The station callsigns had previously been WCNF "The Coast" until the station was moved to the 98.3 FM frequency (with new calls WCXT) on January 24, 2008, in a 3 station swap that started on January 7. The WCSY call letters as well as the "Cosy FM" name, which had been on the 98.3 FM frequency, were moved the 103.7 FM frequency. The WHIT-FM call letters were dropped from 103.7 FM, but the oldies format and "SuperHits" branding were retained.

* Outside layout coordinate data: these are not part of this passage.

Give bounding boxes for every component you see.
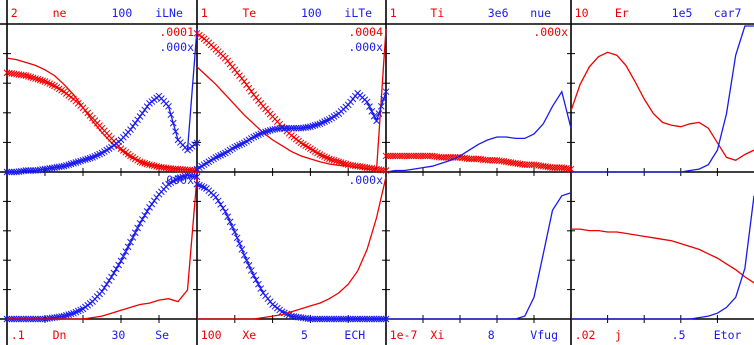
corner-label: .0001 (159, 25, 194, 39)
series-point (243, 81, 250, 89)
panel-3 (382, 90, 575, 173)
series-point (34, 75, 42, 83)
series-point (333, 157, 340, 165)
series-point (565, 165, 573, 173)
series-point (143, 160, 151, 168)
series-point (22, 72, 30, 79)
series-line (570, 51, 754, 162)
series-point (136, 158, 144, 166)
bottom-label: .02 (575, 328, 596, 342)
bottom-label: Xe (242, 328, 256, 342)
corner-label: .000x (159, 40, 194, 54)
series-point (382, 167, 390, 174)
series-point (240, 78, 248, 85)
series-point (193, 139, 201, 147)
panel-8 (571, 195, 754, 320)
bottom-label: Se (155, 328, 169, 342)
series-point (32, 75, 39, 82)
panel-2 (193, 28, 390, 174)
panel-6 (193, 176, 390, 323)
corner-label: .0004 (348, 25, 383, 39)
bottom-label: j (615, 328, 622, 342)
series-line (197, 176, 387, 320)
top-label: Ti (430, 6, 444, 20)
bottom-label: ECH (344, 328, 365, 342)
top-label: Te (242, 6, 256, 20)
panel-1 (3, 28, 201, 176)
bottom-label: Xi (430, 328, 444, 342)
series-line (571, 228, 754, 284)
series-line (196, 91, 387, 170)
series-point (380, 166, 387, 174)
bottom-label: Vfug (530, 328, 558, 342)
series-point (139, 159, 146, 166)
bottom-label: 30 (112, 328, 126, 342)
series-point (25, 73, 32, 80)
top-label: 3e6 (488, 6, 509, 20)
bottom-label: 1e-7 (390, 328, 418, 342)
series-point (328, 156, 336, 163)
series-point (39, 77, 46, 85)
top-label: 1 (390, 6, 397, 20)
top-label: 100 (112, 6, 133, 20)
bottom-label: .1 (11, 328, 25, 342)
bottom-label: .5 (672, 328, 686, 342)
top-label: iLNe (155, 6, 183, 20)
series-line (571, 195, 754, 320)
panel-5 (3, 172, 201, 323)
series-line (196, 183, 386, 320)
series-line (7, 176, 198, 320)
top-label: nue (530, 6, 551, 20)
series-point (567, 165, 575, 173)
series-line (386, 192, 572, 320)
series-line (7, 174, 198, 320)
series-line (7, 28, 198, 173)
series-line (385, 90, 572, 173)
series-line (571, 25, 754, 173)
bottom-label: 5 (301, 328, 308, 342)
series-point (325, 155, 333, 163)
bottom-label: 8 (488, 328, 495, 342)
series-point (245, 84, 253, 92)
corner-label: .000x (159, 173, 194, 187)
corner-label: .000x (533, 25, 568, 39)
top-label: 100 (301, 6, 322, 20)
series-point (27, 73, 35, 81)
series-point (337, 159, 345, 166)
corner-label: .000x (348, 40, 383, 54)
corner-label: .000x (348, 173, 383, 187)
top-label: car7 (714, 6, 742, 20)
series-line (196, 28, 387, 170)
panel-4 (570, 25, 754, 173)
series-point (335, 158, 343, 166)
series-point (141, 159, 149, 167)
top-label: 10 (575, 6, 589, 20)
top-label: 2 (11, 6, 18, 20)
top-label: ne (53, 6, 67, 20)
series-point (29, 74, 37, 82)
bottom-label: Dn (53, 328, 67, 342)
series-point (330, 156, 338, 164)
top-label: 1e5 (672, 6, 693, 20)
top-label: 1 (201, 6, 208, 20)
panel-7 (386, 192, 572, 320)
top-label: iLTe (344, 6, 372, 20)
bottom-label: Etor (714, 328, 742, 342)
series-point (36, 76, 44, 84)
series-point (247, 87, 255, 95)
bottom-label: 100 (201, 328, 222, 342)
top-label: Er (615, 6, 629, 20)
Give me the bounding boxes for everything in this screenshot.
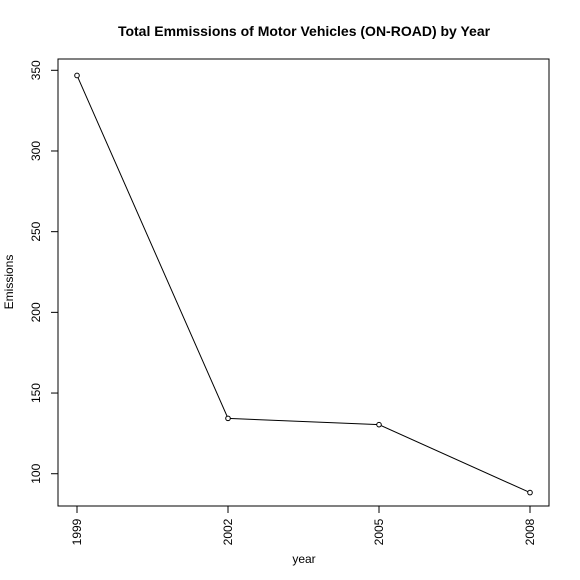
x-axis-label: year [292, 552, 315, 566]
x-tick-label: 2002 [221, 518, 235, 545]
x-axis: 1999 2002 2005 2008 [70, 505, 537, 545]
data-point [376, 421, 382, 428]
y-tick-label: 100 [29, 463, 43, 483]
y-tick-label: 150 [29, 383, 43, 403]
chart-title: Total Emmissions of Motor Vehicles (ON-R… [118, 23, 491, 39]
x-tick-label: 2008 [523, 518, 537, 545]
y-tick-label: 200 [29, 302, 43, 322]
series-line [76, 75, 531, 494]
plot-frame [57, 58, 550, 507]
y-axis-label: Emissions [2, 255, 16, 310]
y-tick-label: 250 [29, 221, 43, 241]
y-axis: 100 150 200 250 300 350 [29, 60, 59, 484]
x-tick-label: 1999 [70, 518, 84, 545]
x-tick-label: 2005 [372, 518, 386, 545]
data-point [225, 415, 231, 422]
y-tick-label: 300 [29, 141, 43, 161]
y-tick-label: 350 [29, 60, 43, 80]
data-point [74, 72, 80, 79]
series-points [74, 72, 533, 496]
data-point [527, 489, 533, 496]
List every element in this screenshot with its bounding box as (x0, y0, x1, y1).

The 94.9 facility first began broadcasting in 1998 as WYKL with an oldies format. Following competitor WHFB-FM's format change from hot AC to country, 94.9 FM changed to a hot AC format that lasted until the recent change. Mid-West Family Broadcasting owns all three stations involved in the format swap.

WSJM-FM formerly simulcasted with WSJM except for Fox Sports Radio programming on AM and for most weekend programs. The simulcast ended in late August 2014 when WSJM switched to all-sports; WSJM-FM's news/talk format continued as before.

Programming was consolidated between the AM and FM signals on July 20, 2020, when the AM format changed to alternative rock as WQYQ.